UNAFRAID OF GREATNESS
Mar 16, 1998, Vol. 3, No. 26 • By NEWT GINGRICH
Paul Johnson has written perhaps the most important history of the American people in our generation. He raises the key question about America and its nature: "Is this in fact a learned civilization and are there characteristics and traits unique to the American people that make them, because of their cultural experience in becoming Americans, different from other people?" And he not only answers the question, "Yes," but he provides a remarkable framework of historical study to support his case.

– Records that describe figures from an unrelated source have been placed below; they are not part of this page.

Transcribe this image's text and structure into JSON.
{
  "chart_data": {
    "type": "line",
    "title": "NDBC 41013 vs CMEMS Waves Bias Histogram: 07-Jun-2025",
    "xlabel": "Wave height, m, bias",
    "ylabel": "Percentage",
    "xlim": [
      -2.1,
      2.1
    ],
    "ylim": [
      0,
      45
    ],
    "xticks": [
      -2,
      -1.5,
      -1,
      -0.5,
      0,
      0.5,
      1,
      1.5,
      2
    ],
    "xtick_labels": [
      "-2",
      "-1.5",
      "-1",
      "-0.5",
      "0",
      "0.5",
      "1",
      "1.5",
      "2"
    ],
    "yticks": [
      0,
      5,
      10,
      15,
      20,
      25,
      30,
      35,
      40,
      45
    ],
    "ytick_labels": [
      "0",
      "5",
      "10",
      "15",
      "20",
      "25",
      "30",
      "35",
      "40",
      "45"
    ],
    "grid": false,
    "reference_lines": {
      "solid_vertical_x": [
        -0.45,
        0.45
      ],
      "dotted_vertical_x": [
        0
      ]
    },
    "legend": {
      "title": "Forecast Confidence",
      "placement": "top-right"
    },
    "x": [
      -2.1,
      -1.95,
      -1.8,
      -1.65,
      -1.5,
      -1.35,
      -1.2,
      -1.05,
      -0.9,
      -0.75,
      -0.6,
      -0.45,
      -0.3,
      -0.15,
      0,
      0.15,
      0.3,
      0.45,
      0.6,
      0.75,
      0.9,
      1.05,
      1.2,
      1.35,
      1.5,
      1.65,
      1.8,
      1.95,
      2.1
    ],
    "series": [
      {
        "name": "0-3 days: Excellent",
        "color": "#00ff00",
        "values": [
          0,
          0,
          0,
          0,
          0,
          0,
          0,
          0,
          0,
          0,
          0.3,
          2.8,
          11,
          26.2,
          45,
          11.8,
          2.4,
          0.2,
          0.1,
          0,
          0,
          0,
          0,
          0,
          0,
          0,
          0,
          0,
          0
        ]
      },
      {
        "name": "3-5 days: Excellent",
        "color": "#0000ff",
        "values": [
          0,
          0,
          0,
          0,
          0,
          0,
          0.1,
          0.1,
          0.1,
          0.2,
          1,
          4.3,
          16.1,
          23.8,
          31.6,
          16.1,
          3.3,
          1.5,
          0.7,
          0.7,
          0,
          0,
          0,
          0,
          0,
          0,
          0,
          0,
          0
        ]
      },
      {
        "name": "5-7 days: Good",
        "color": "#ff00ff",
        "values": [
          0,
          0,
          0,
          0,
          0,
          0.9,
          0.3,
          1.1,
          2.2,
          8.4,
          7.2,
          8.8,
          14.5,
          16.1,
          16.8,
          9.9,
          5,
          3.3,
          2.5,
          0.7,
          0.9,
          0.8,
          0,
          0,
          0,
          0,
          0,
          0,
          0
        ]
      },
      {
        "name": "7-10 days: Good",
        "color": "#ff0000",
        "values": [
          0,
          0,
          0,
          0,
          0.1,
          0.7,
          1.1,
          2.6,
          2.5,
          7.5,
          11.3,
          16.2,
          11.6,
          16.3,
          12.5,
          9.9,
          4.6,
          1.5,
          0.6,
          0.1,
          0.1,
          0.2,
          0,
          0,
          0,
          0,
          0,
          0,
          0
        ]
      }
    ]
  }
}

Let me confess at the outset that I am a Paul Johnson fan. Now sixty-nine years old, he remains a prolific columnist for the London Spectator and other British publications. And he remains as well an indefatigable writer of big, compelling books covering wide swaths of history -- his mammoth History of the Jews, for instance, or his Intellectuals, in which he surveys the development of eighteenth- and nineteenth-century thinkers. His thousand-page account of the birth of our age in Modern Times may be the most provocative and thoughtful history we have in this century. As a former socialist who came to adopt far more conservative values, he has not only been a great adviser to Margaret Thatcher, but he has brought a unique talent for understanding left-wing thought to his explanation of conservative values and conservative attitudes.
And let me confess as well that, like Paul Johnson, I believe America is a great country filled with good people, that we are a unique, learned civilization, and that there is something different about being American: People are born Chinese or European or African, but we learn to become Americans.
In his latest large tome, A History of the American People, Johnson is, as usual, clear, forthright, and daring. He takes his epigraph straight from Shakespeare: "Be not afraid of greatness" -- certainly one of the most politically incorrect comments on America by a contemporary intellectual. He begins his preface, "This work is a labor of love," and he goes on to close it with the words: "I do not acknowledge the existence of hyphenated Americans, or Native Americans or any other qualified kind. They are all Americans to me: black, white, red, brown, yellow, thrown together by fate in that swirling maelstrom of history which has produced the most remarkable people the world has ever seen. I love them and salute them, and this is their story."
If only for this reaffirmation of American uniqueness and the existence of a genuinely American civilization, Paul Johnson's book would be worth reading, but it shows, in addition, a remarkably insightful understanding of the core elements that have powered this civilization. Johnson understands the role of religion in America: the importance of religious thought, the Declaration of Independence's assertion that "We are endowed by our Creator," the sense that America is directly endowed by God and responsible to God. It permeates his book in a way that no modern liberal understands -- which is why modern liberals are blocked from ever completely understanding America.
In addition to grasping the core religious framework of this country, Johnson understands the second tradition that lies at the heart of our history: the tradition of individual democracy, grass-roots populism, anti- authoritarianism, and anti-government sentiment. Johnson correctly identifies the origins of the American Revolution in the religious impact of the Great Awakening, but he notes as well that while the American colonists paid remarkably few taxes, they resented every single penny. The modern anti-tax movement can trace its roots directly back to a knowledge present even in the colonial period: the knowledge that every penny and every power government gets comes at the expense of personal freedom and personal opportunity. This tension between the individual and the state is deeply embedded in classical American civilization, and those who reject it demonstrate just how distant they are from the American tradition.